Simple partnerships are very common structures for conducting businesses, despite companies and Limited Liability Partnerships (LLPs) growing in popularity. This is no doubt because of the ease and informality in which one can create a partnership. However, this informality can often cause problems for the partners later down the line should a dispute arise. This article looks in more detail at resolving partnership disputes.

Partnership agreements

We recommend that you put a proper Partnership Agreement into place upon the formation of the partnership. These set out rules as to what will happen when a partner retires or when the partners fall into dispute.
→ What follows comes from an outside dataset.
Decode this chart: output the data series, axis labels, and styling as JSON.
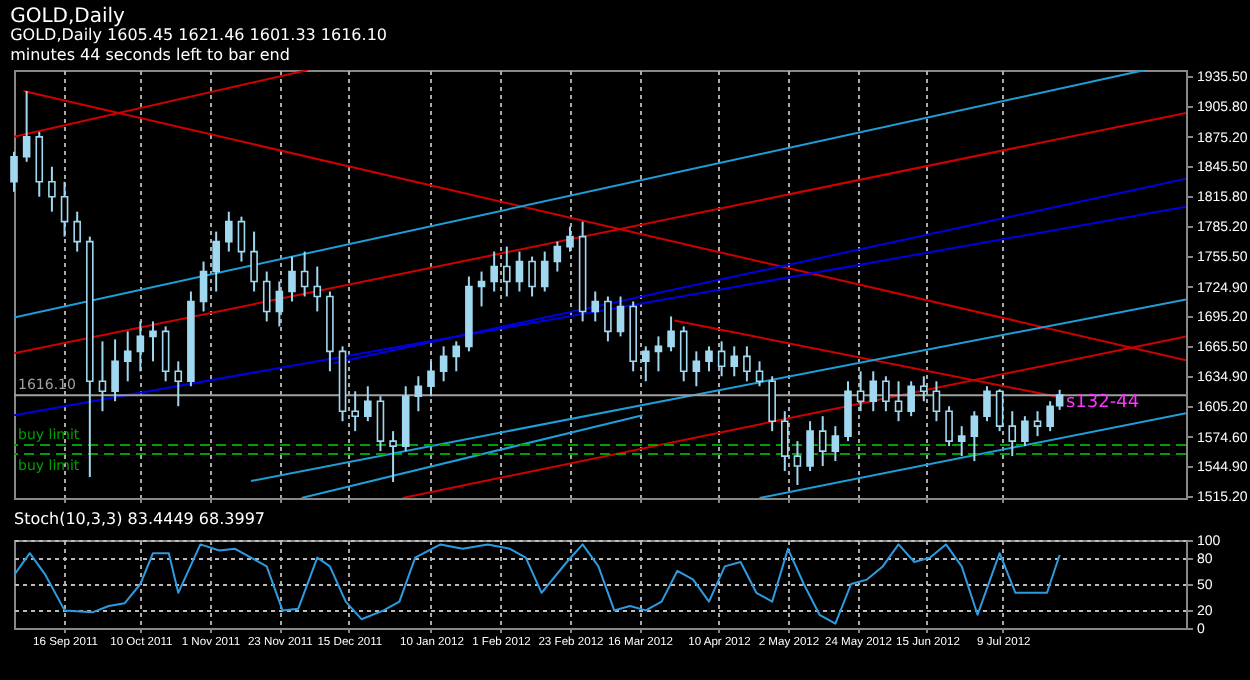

Where there is a Partnership Agreement in place, any dispute between the partners will be determined in accordance with the agreement.

Often, the Partnership Agreement will have an expulsion clause, allowing the remaining partners to expel either an underperforming or an offending partner from the partnership. However, where a Partnership Agreement does not exist, the situation becomes much more complicated as the parties are forced to rely upon the provisions of the Partnership Act 1890.

In company disputes, the shareholders have options such as derivative claims and unfair prejudice claims. In partnership disputes, however, there are fewer options. For example, the court does not have the power to order the expulsion of an offending partner. The only power available to the court to resolve partnership disputes is to dissolve the partnership in its entirety. Nonetheless, the remaining partners may use this power as a tactic to persuade the offending partner to leave without a fight. This is on the basis that the dissolution of partnership could ruin the value of the partner’s respective share; therefore distinctly reducing the amount that he would receive as compensation.

On what grounds can a partnership be dissolved?

The first is voluntary dissolution. Should all the partners agree together that the partnership has run its course or that it should for any other reason dissolve, then the partners acting together can dissolve the partnership by consent.

The second, most likely option, is an application to the court relating one partner’s misconduct under s.35(c) of the Partnership Act. If a partner is guilty of conduct, which in the court’s opinion (and taking into regard the nature of the business) prejudicially affects the carrying on of that business, then the court can order the partnership dissolved. Exactly what type of conduct falls into s.35(c) is up for debate, but there are some precedents. For example, criminal conduct, particularly offences involving dishonesty, would fall within s.35. Likewise, a court may consider it misconduct if a partner runs a business in direct competition with the partnership. Immoral conduct may also in some cases fall into s.35. The conduct would have to be serious and linked to the nature of the business.

Partners may also apply to court for dissolution where a partner is in persistent breach of the Partnership Agreement. For example, if they have failed to account for the firm’s money or have used the firm’s funds for their own personal purposes. Conversely, a partner making an application under this section may be a wronged partner who has been unlawfully and wrongfully excluded from the partnership by the other partners.

Clearly, what this demonstrates is the need for a strong and comprehensive Partnership Agreement. Without such an agreement, people in partnership disputes only have the rather heavy-handed option of asking the court to dissolve the partnership. Clearly, this is unlikely to be a desirable option for the remaining partners where the partnership is a flourishing business. The threat of dissolution can act as a bargaining chip with the offending partner. However, it is important to note that there is no guarantee this will work. Clearly there can be no substitute for a properly drafted Partnership Agreement.